L'association cocaïne-alcool est d'ailleurs fréquente. La cocaïne masque l'effet de l'ivresse. On peut donc être amené à boire plus facilement. Et surtout l'association des deux génère dans l'organisme le cocaéthylène, une substance psychoactive dont les effets sont plus prolongés et plus toxiques.

En France, la prise en charge est insuffisante. Aucun médicament n'a d'indication pour l'addiction à la cocaïne. Quelques molécules ont montré des réductions de consommation dans des études et peuvent être éventuellement proposées hors autorisation de mise sur le marché. La prise en charge vise surtout à une réduction et gestion des cravings des patients. Il n'est pas rare que des changements dans les fréquentations, les sorties, soient requis. De plus, s'occuper de l'ensemble des consommations est important, en premier lieu avec l'alcool.

Faire le deuil d'une vie festive

Pour certains, cela comprend aussi le deuil de l'intensité de leur vie festive, de before en after pour certains. La cocaïne permet à des adultes qui ont dépassé leurs années de jeunesse, celles qui supportent très bien la dette de sommeil, de maintenir un rythme de sorties et d'activités ne correspondant plus à leurs capacités. Ce sont d'ailleurs les 26-34 ans qui sont les plus touchés, avec environ une personnes sur dix qui en a déjà consommé.

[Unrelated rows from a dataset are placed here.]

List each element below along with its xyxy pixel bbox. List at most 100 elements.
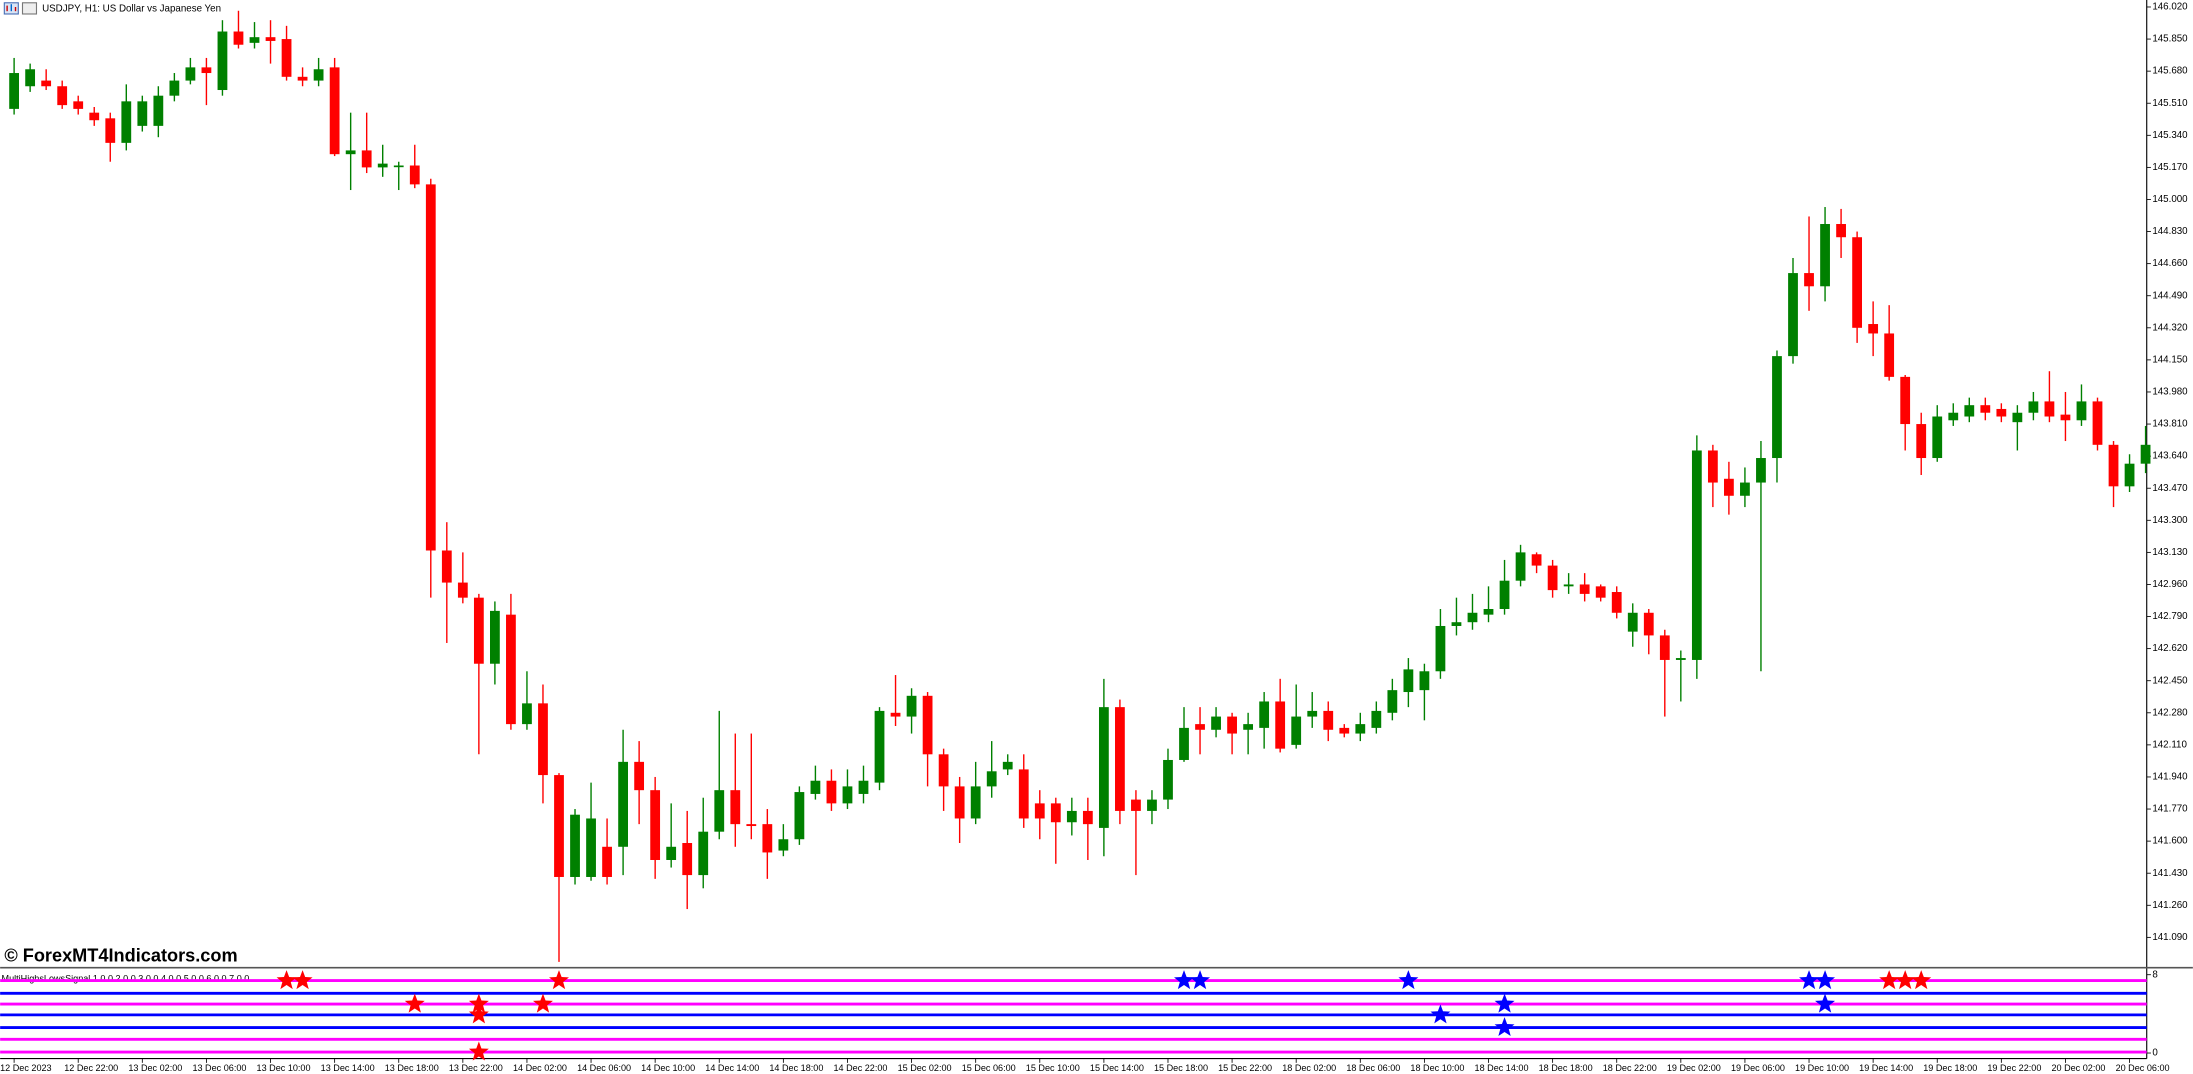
y-tick-label: 142.790 [2152,611,2188,622]
signal-star [1190,970,1211,990]
x-tick-label: 14 Dec 14:00 [705,1063,759,1073]
candle-body [874,710,885,783]
candle-body [1163,759,1173,800]
chart-title: USDJPY, H1: US Dollar vs Japanese Yen [42,4,221,15]
x-tick-label: 19 Dec 22:00 [1987,1063,2041,1073]
candle-body [1707,450,1718,483]
candle-body [1820,224,1830,287]
candle-body [682,843,693,876]
y-tick-label: 145.170 [2152,162,2188,173]
candle-body [2092,401,2103,445]
y-tick-label: 143.810 [2152,419,2188,430]
signal-star [276,970,297,990]
signal-star [1815,993,1836,1013]
candle-body [329,67,340,155]
candle-body [265,37,276,41]
candle-body [489,610,500,664]
y-tick-label: 144.150 [2152,354,2188,365]
candle-body [1227,716,1237,734]
y-tick-label: 141.940 [2152,772,2188,783]
candle-body [1098,707,1109,828]
y-tick-label: 143.640 [2152,451,2188,462]
y-tick-label: 144.490 [2152,290,2188,301]
candle-body [1195,724,1205,730]
candle-body [1147,799,1157,811]
x-tick-label: 15 Dec 18:00 [1154,1063,1208,1073]
candle-body [201,67,212,74]
x-tick-label: 14 Dec 18:00 [769,1063,823,1073]
candle-body [1339,727,1350,734]
x-tick-label: 14 Dec 02:00 [513,1063,567,1073]
candle-body [1034,803,1045,819]
signal-star [292,970,313,990]
y-tick-label: 141.770 [2152,804,2188,815]
x-tick-label: 13 Dec 22:00 [449,1063,503,1073]
candle-body [473,597,484,664]
x-tick-label: 15 Dec 06:00 [962,1063,1016,1073]
x-tick-label: 18 Dec 06:00 [1346,1063,1400,1073]
candle-body [2076,401,2087,421]
candle-body [1675,658,1686,660]
x-tick-label: 14 Dec 10:00 [641,1063,695,1073]
candle-body [1419,671,1430,691]
candle-body [425,184,436,551]
candle-body [2012,412,2023,423]
x-tick-label: 13 Dec 02:00 [128,1063,182,1073]
x-tick-label: 20 Dec 06:00 [2116,1063,2170,1073]
candle-body [1659,635,1670,660]
candle-body [634,761,645,791]
candle-body [602,846,612,877]
candle-body [794,792,805,840]
x-tick-label: 14 Dec 22:00 [833,1063,887,1073]
candle-body [297,76,308,81]
y-tick-label: 142.110 [2152,739,2187,750]
signal-star [1430,1004,1451,1024]
y-tick-label: 141.430 [2152,868,2188,879]
candle-body [89,112,100,121]
y-tick-label: 142.960 [2152,579,2188,590]
candle-body [457,582,468,598]
y-tick-label: 144.320 [2152,322,2188,333]
candle-body [906,695,917,717]
candle-body [1371,710,1382,728]
signal-star [1879,970,1900,990]
candle-body [361,150,372,168]
candle-body [41,80,52,87]
candle-body [922,695,933,755]
candle-body [1179,727,1189,760]
candle-body [1243,724,1254,730]
x-tick-label: 12 Dec 2023 [0,1063,51,1073]
x-tick-label: 18 Dec 18:00 [1539,1063,1593,1073]
candle-body [1964,405,1975,417]
candle-body [2044,401,2055,417]
x-tick-label: 19 Dec 10:00 [1795,1063,1849,1073]
candle-body [762,824,773,853]
x-tick-label: 19 Dec 02:00 [1667,1063,1721,1073]
y-tick-label: 143.300 [2152,515,2188,526]
signal-star [1911,970,1932,990]
candle-body [1355,724,1366,734]
y-tick-label: 145.000 [2152,194,2188,205]
y-tick-label: 145.680 [2152,66,2188,77]
candle-body [1531,554,1542,566]
x-tick-label: 13 Dec 14:00 [321,1063,375,1073]
candle-body [810,780,821,794]
y-tick-label: 143.470 [2152,483,2188,494]
signal-star [532,993,553,1013]
candle-body [153,95,164,126]
candle-body [842,786,853,804]
x-tick-label: 15 Dec 22:00 [1218,1063,1272,1073]
candle-body [1804,273,1814,287]
candle-body [185,67,196,81]
x-tick-label: 19 Dec 06:00 [1731,1063,1785,1073]
signal-star [468,993,489,1013]
candle-body [650,790,661,860]
signal-star [1815,970,1836,990]
candle-body [1996,408,2007,417]
candle-body [281,39,292,77]
candle-body [1916,424,1927,459]
x-tick-label: 15 Dec 02:00 [898,1063,952,1073]
candle-body [393,165,404,168]
candle-body [938,754,949,787]
indicator-y-tick-label: 8 [2152,969,2157,980]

Il ne faut pas banaliser la consommation de cocaïne. Il existe des risques au moment des prises que ce soit en sniff, en injection, en fumant. Attention notamment aux variations de pureté du produit qui peut aller jusque 60% et a doublé en dix ans. Pensez aussi comme toujours à ne pas vous mettre en danger (conduite, actes sexuels, matériel à usage perso, etc.).

Le risque d'addiction n'est pas négligeable. Il existe aussi les conséquences des usages répétés : ORL, cardio-respiratoires, neuropsychiatriques, etc. Prenez soin de vous donc et n'hésitez pas à consulter.